Footlocker (NYSE:FL) reported a slow set of quarterly sales, triggering a 14 percent fall in The New York athletic-wear chain’s shares in pre-market trading.
The US athletic footwear chain’s said on Friday that the sales in March and April failed to offset a poor February. The sluggish February was due to a later-than-usual disbursement of income-tax refunds meaning consumers could not afford to buy shoes.
Profits for Footlocker fell to $180 million, compared to the $191 million in profits the store reported this time last year. Share fell from $1.39 to $1.36 last year.
Analysts from Bloomberg expected $183 million in net income and $1.38 a share.
The company’s chief executive and chairman, Richard Johnson, said that while the first quarter was one of the group’profitable, “it did fall short of our original expectations.”
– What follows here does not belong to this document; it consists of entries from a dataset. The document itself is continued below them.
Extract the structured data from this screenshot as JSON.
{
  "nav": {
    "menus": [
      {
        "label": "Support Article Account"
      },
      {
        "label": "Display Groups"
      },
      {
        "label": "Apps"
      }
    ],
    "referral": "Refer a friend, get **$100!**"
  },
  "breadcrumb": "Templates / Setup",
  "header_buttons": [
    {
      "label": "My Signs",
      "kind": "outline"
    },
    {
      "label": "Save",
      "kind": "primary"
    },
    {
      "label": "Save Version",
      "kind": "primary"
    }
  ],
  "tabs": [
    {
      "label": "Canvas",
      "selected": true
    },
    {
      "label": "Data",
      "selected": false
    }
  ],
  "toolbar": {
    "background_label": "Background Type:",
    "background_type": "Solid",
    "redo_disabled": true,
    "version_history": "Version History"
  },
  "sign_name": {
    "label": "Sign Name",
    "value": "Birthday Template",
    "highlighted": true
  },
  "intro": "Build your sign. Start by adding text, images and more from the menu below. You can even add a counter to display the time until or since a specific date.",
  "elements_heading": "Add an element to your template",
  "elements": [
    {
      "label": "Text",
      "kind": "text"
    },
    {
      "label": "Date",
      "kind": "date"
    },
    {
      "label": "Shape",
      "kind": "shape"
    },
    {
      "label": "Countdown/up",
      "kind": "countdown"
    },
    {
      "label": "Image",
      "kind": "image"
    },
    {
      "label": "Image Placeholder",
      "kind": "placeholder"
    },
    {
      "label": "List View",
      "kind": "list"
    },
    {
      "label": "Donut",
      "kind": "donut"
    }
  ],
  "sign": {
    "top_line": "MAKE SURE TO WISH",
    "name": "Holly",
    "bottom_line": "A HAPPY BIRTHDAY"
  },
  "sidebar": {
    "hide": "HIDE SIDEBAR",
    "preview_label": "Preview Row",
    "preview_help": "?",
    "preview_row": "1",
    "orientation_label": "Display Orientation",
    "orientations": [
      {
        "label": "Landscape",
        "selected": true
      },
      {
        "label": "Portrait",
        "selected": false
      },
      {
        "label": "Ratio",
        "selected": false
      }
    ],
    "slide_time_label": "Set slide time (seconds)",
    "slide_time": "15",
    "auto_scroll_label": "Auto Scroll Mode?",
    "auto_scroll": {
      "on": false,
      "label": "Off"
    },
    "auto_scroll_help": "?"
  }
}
“The slow start we experienced in February, which we believe was largely due to the delay in income tax refunds, was unfortunately not fully offset by much stronger sales in March and April. Nonetheless, we believe our banners remain at the centre of a vibrant sneaker culture,” he said.
“We are confident that our customers have not lost their tremendous appetite for athletic footwear and apparel and that our position in the industry is stronger than ever.”
Paul Trussell from Deutsche Bank said industry analysts no longer had the confidence that Foot Locker could deliver on its promised sales growth throughout the rest of the year.
He said: “I don’t sense a comfort level with that view. Help us get more confident on that front.”
The company’s chief executive remained confident on this year’s outlook for the footwear company.
“We remain very confident the consumer hasn’t gone elsewhere,” he said.
“We are living in a world that is casualised. Sneakers are a very important part of our consumers’ wardrobe.”